Tsargrad Tv kanalı da, 15 Temmuz darbe girişimini hatırlatarak şu değerledirmede bulundu:
“Erdoğan’ın Rusya’ya yaklaşmaya başladığı anda CIA, Gülen’i onunla yüzleşmeye itti. Mücadelenin en tepe noktası Erdoğan’ı görevinden alma girişimiydi. Rus istihbarat servisleri, Türkiye’de darbe hazırlığı konusunda uyarıda bulunarak Ankara’ya büyük yardımda bulundu. O andan itibaren Erdoğan büyük bir tasfiyeye başladı ve Amerikan projesinin kaderi belirlendi.”

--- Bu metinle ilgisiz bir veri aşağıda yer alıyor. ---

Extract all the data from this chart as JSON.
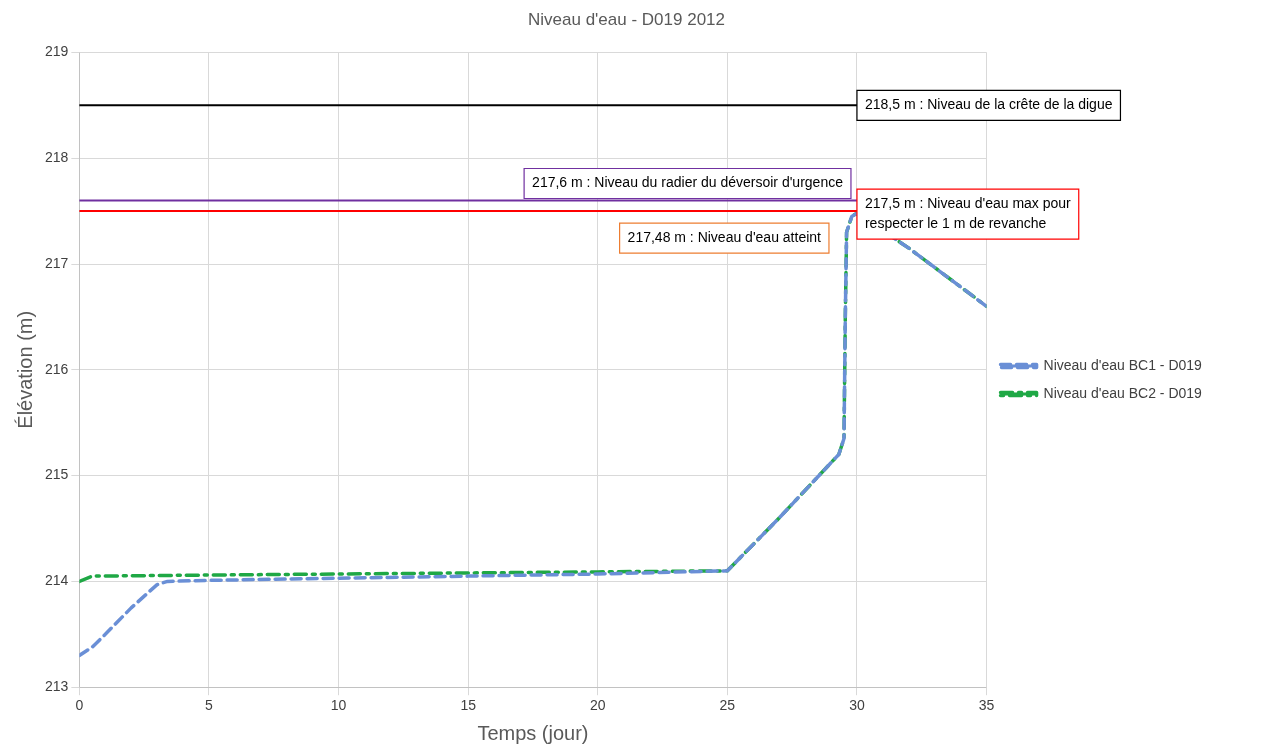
{
  "chart_data": {
    "type": "line",
    "title": "Niveau d'eau - D019 2012",
    "xlabel": "Temps (jour)",
    "ylabel": "Élévation (m)",
    "xlim": [
      0,
      35
    ],
    "xticks": [
      0,
      5,
      10,
      15,
      20,
      25,
      30,
      35
    ],
    "ylim": [
      213,
      219
    ],
    "yticks": [
      213,
      214,
      215,
      216,
      217,
      218,
      219
    ],
    "grid": true,
    "legend": "right",
    "marker": "none",
    "series": [
      {
        "name": "Niveau d'eau BC1 - D019",
        "color": "#6a8fd6",
        "line_style": "dashed",
        "x": [
          0,
          0.5,
          1,
          2,
          3,
          3.4,
          5,
          10,
          15,
          20,
          25,
          27,
          29.3,
          29.5,
          29.55,
          29.6,
          29.8,
          30,
          32,
          35
        ],
        "values": [
          213.3,
          213.38,
          213.5,
          213.75,
          213.97,
          214.0,
          214.01,
          214.03,
          214.05,
          214.07,
          214.1,
          214.6,
          215.2,
          215.35,
          216.5,
          217.3,
          217.45,
          217.48,
          217.15,
          216.6
        ]
      },
      {
        "name": "Niveau d'eau BC2 - D019",
        "color": "#1fa845",
        "line_style": "dashed",
        "x": [
          0,
          0.5,
          5,
          10,
          15,
          20,
          25,
          27,
          29.3,
          29.5,
          29.55,
          29.6,
          29.8,
          30,
          32,
          35
        ],
        "values": [
          214.0,
          214.05,
          214.06,
          214.07,
          214.08,
          214.09,
          214.1,
          214.6,
          215.2,
          215.35,
          216.5,
          217.3,
          217.45,
          217.48,
          217.15,
          216.6
        ]
      }
    ],
    "ref_lines": [
      {
        "axis": "y",
        "value": 218.5,
        "label": "218,5 m : Niveau de la crête de la digue",
        "color": "#000000"
      },
      {
        "axis": "y",
        "value": 217.6,
        "label": "217,6 m : Niveau du radier du déversoir d'urgence",
        "color": "#7030a0"
      },
      {
        "axis": "y",
        "value": 217.5,
        "label": "217,5 m : Niveau d'eau max pour\nrespecter le 1 m de revanche",
        "color": "#ff0000"
      }
    ],
    "annotations": [
      {
        "text": "217,48 m : Niveau d'eau atteint",
        "x": 30,
        "y": 217.48
      }
    ]
  }
}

Kanala konuşan siyaset bilimci Aleksandr Dugin, “Gülen paralel bir devlet yarattı. Bu Amerikan istihbaratı için büyük bir başarıydı” dedi ve şöyle devam etti:
“2000’li yılların başında Türkiye’de üç büyük güç vardı: Kemalist ‘derin devlet’, Erdoğan ve İslamcılarla Gülenciler. CIA hem Erdoğan’ı hem de derin devleti kontrol ediyordu. CIA ‘derin devlet’e karşı çıkmaya başladı. Bunun sonucunda, Erdoğan ve Gülencilerin orduyu komplo kurmakla suçladığı ünlü Ergenekon davası açıldı. Ergenekon tamamen Batı istihbaratının uydurduğu bir olaydır. O dönemde Türkiye’de Kemalistler ve ordu Avrasyacılığa doğru kaymaya başlamıştı ve bu ABD’nin işine gelmiyordu. Ergenekon davasında var olmayan komploya katılanlara ağır cezalar veren hakimlerin hepsi Gülenciydi. Ardından Erdoğan Kemalizm ruhuyla Rusya’ya yakınlaşmaya başlayınca Amerikalılar ona karşı harekete geçmesi için Gülencilere yeşil ışık yaktı, böylece 15 Temmuz darbe girişimi yaşandı.”
Dugin, Erdoğan’ın 15 Temmuz’un ardından FETÖ’ye karşı savaş açarak devletin tüm kademelerinden temizlediğini de sözlerine ekledi.
TASS Haber Ajansı’na konuşan Orta Doğu uzmanı akademisyen Boris Dolgov ise, Gülen’in ölümünün ardından Türkiye ile ABD arasındaki ilişkilerin ısınacağını öngördü.
Konuyla ilgili haberler yaklaşık 60 Rus medya sitesinde yer aldı.
“CIA projesi”
Sovyetler Birliği’nin dağılmasının ardından 1990’lı yıllarda Rusya ve Orta Asya’da Gülen’le bağlantılı çok sayıda okul açıldı. Devlet okullarına göre daha iyi eğitim veren ve yabancı dil öğreten okullar kısa sürede popüler hale geldi.
Bu okullara karşı ilk harekete geçen ülke Özbekistan oldu ve 2000 yılında 16 lise kapatıldı. Ardından, Rusya 2003 yılından itibaren Gülen okullarını tasfiye etti. Dönemin FSB (eski KGB) Başkanı Nikolay Patruşev söz konu okulları “CIA projesi” olarak niteledi.